Courtesy Laurie AngreeGarrett again lined up for his shot. The opposing goalie, Chasen Ozawa, a third-grader at Meadows Elementary, would later tell his dad, Mitch, a 47-year-old banking executive, he wasn't quite sure what to do. Should he play it for all he was worth? Or should he let Garrett score? Wait — was that fair to Garrett? Fair to Garrett's team? Fair, for that matter, to his own team?
"Chasen is a kid who’s well aware of those with special needs," Mitch said. "He sees them in his classroom. This is a guy who plays soccer, he plays club baseball, he plays fall-ball baseball, he plays basketball, he is a sports competitor — and yet he has a huge heart for people who he feels are less fortunate or have issues. He realizes they don’t have the same advantages he does.
"That’s why he got out there and he struggled. He wasn’t sure how he should do this. He finally thought, 'He's playing, I'm playing,'" and resolved to play it straight up. Garrett was going to give it his best shot; if the shot got near the goal, Chasen was going to try to stop it.
The ball was positioned on the spot. The kids and parents grew suddenly very quiet. The whistle blew.
Garrett ran right up and kicked the ball. He kicked it straight toward the goal. But just not hard enough.
Chasen stopped the ball's roll, and the game was over, Manhattan United a 4-3 winner.
The Manhattan United boys did not tear off by themselves to celebrate.

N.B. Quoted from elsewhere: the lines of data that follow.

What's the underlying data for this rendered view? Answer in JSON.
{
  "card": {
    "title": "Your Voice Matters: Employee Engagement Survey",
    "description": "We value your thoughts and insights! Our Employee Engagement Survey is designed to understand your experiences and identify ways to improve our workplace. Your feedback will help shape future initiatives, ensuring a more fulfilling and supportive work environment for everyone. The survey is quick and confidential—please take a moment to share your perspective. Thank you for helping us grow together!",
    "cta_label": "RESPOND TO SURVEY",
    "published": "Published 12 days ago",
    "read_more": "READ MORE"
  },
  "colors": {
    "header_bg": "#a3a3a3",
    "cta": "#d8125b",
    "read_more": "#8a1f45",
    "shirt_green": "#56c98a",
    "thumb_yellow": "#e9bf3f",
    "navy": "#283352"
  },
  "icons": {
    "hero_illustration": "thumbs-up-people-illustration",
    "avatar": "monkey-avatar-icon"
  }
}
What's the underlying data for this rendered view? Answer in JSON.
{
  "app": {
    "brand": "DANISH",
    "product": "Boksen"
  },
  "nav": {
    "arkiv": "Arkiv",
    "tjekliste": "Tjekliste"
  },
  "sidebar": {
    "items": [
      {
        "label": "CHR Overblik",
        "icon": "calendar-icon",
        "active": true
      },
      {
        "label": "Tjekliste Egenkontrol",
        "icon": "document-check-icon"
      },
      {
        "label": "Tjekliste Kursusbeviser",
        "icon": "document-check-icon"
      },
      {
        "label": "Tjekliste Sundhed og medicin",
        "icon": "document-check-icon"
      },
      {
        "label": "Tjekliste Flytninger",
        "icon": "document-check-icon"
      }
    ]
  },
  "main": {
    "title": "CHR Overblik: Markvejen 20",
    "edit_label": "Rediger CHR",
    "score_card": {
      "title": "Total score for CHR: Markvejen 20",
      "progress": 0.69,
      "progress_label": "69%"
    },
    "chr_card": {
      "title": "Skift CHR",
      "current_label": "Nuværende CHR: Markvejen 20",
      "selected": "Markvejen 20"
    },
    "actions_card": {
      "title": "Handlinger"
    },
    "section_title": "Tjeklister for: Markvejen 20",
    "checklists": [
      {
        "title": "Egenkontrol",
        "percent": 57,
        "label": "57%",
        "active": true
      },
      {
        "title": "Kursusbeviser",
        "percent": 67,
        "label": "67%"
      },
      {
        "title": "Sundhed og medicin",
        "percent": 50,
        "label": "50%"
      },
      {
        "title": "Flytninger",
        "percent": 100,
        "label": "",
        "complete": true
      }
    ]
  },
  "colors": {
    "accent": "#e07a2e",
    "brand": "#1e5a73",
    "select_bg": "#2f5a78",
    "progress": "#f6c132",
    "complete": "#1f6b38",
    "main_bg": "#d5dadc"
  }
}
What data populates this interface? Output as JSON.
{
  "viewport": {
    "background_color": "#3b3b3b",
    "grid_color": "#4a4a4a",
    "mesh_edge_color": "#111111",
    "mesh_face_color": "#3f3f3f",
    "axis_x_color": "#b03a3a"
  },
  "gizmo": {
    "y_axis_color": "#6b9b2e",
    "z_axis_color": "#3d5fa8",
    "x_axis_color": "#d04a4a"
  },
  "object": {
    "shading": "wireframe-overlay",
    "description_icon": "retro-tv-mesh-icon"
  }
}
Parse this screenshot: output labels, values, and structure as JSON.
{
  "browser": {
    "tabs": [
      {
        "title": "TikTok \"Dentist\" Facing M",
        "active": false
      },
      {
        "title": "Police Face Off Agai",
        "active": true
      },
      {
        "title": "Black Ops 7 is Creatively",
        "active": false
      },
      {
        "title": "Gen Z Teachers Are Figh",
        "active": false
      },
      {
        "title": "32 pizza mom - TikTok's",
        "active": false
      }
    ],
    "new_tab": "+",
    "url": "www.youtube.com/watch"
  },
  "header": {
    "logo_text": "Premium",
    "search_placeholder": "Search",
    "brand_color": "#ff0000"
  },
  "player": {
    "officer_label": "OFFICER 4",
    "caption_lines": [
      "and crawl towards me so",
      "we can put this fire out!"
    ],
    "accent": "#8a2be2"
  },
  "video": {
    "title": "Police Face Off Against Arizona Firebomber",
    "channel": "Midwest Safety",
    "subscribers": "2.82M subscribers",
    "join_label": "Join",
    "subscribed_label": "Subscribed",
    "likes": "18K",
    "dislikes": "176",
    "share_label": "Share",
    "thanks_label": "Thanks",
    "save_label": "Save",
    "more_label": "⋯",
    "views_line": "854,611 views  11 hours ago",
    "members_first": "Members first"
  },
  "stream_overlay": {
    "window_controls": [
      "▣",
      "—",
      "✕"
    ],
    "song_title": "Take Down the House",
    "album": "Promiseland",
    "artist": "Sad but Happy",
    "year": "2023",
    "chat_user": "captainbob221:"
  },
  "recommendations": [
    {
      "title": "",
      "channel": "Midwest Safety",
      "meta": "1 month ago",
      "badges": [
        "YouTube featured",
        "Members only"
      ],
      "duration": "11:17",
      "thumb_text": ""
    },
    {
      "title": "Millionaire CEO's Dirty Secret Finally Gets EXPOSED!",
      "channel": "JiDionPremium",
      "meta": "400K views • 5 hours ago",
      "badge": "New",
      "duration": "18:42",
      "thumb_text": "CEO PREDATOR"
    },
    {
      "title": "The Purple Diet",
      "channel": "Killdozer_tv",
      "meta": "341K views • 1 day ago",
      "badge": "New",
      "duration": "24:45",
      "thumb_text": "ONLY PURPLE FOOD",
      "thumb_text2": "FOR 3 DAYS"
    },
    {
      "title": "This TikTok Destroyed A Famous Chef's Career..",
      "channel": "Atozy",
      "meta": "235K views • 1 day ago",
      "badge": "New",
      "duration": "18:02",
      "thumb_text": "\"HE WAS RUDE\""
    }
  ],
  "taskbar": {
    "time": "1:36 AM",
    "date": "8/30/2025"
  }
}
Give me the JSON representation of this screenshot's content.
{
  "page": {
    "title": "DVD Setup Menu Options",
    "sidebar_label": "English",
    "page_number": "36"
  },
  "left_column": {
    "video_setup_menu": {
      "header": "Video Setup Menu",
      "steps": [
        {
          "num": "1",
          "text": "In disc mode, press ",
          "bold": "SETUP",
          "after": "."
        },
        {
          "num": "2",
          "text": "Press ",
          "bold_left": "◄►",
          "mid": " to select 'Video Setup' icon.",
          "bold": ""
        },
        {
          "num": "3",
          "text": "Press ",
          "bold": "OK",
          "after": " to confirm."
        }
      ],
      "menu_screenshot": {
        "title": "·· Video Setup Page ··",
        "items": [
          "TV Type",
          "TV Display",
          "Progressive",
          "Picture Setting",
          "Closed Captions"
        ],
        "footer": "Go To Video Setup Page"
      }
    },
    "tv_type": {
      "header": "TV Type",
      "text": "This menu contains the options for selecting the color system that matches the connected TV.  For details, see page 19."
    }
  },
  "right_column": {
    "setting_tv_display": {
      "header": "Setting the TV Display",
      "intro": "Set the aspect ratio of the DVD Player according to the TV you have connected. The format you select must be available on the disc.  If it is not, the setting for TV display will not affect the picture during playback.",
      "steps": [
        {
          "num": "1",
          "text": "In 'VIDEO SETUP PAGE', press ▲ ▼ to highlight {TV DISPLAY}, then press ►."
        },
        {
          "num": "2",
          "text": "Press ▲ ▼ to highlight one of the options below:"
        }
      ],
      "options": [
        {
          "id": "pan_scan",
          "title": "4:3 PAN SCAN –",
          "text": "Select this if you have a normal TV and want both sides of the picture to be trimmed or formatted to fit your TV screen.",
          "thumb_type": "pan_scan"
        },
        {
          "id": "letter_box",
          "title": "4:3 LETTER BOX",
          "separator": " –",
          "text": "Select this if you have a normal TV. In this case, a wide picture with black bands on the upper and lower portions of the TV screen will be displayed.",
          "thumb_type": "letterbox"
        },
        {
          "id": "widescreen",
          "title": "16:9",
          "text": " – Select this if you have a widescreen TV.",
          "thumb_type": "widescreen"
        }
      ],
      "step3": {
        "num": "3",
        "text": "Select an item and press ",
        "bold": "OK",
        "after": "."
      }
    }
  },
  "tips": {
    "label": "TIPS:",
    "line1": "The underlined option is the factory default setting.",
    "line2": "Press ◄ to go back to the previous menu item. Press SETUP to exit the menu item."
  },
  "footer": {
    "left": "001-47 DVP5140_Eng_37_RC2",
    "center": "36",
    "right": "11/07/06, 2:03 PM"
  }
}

Instead, on their own accord, they surrounded Garrett to congratulate him.
"I gave him a high-five," said Merrick Wong, another Meadows third-grader. "I was thinking he did a good job."
Chasen Ozawa told his dad, "I’m happy my team won, but I’m happy he tried hard and he got a chance to kick."
Of course the Blue Lightning crew, kids and adults, joined in to celebrate Garrett's good and great effort as well, Mike Roth saying, "Even though we lost, it felt like we won."
He also said, "You never hear the story where things are done because it was the right thing to do. About working with integrity. This was teaching. It was," and this from a USC guy, "a John Wooden moment."
He also said, "It's really what sport is about. You're there to help mold the kids to play through adversity."
As for Garrett, even though his shot didn't go far enough, he threw his hands up, touchdown-style, as soon as he kicked the ball. It went straight and true, and that was plenty good enough for an 8-year-old boy.
And then the other kids came over to tell him, good job. And that, he said, felt "so, so, so good."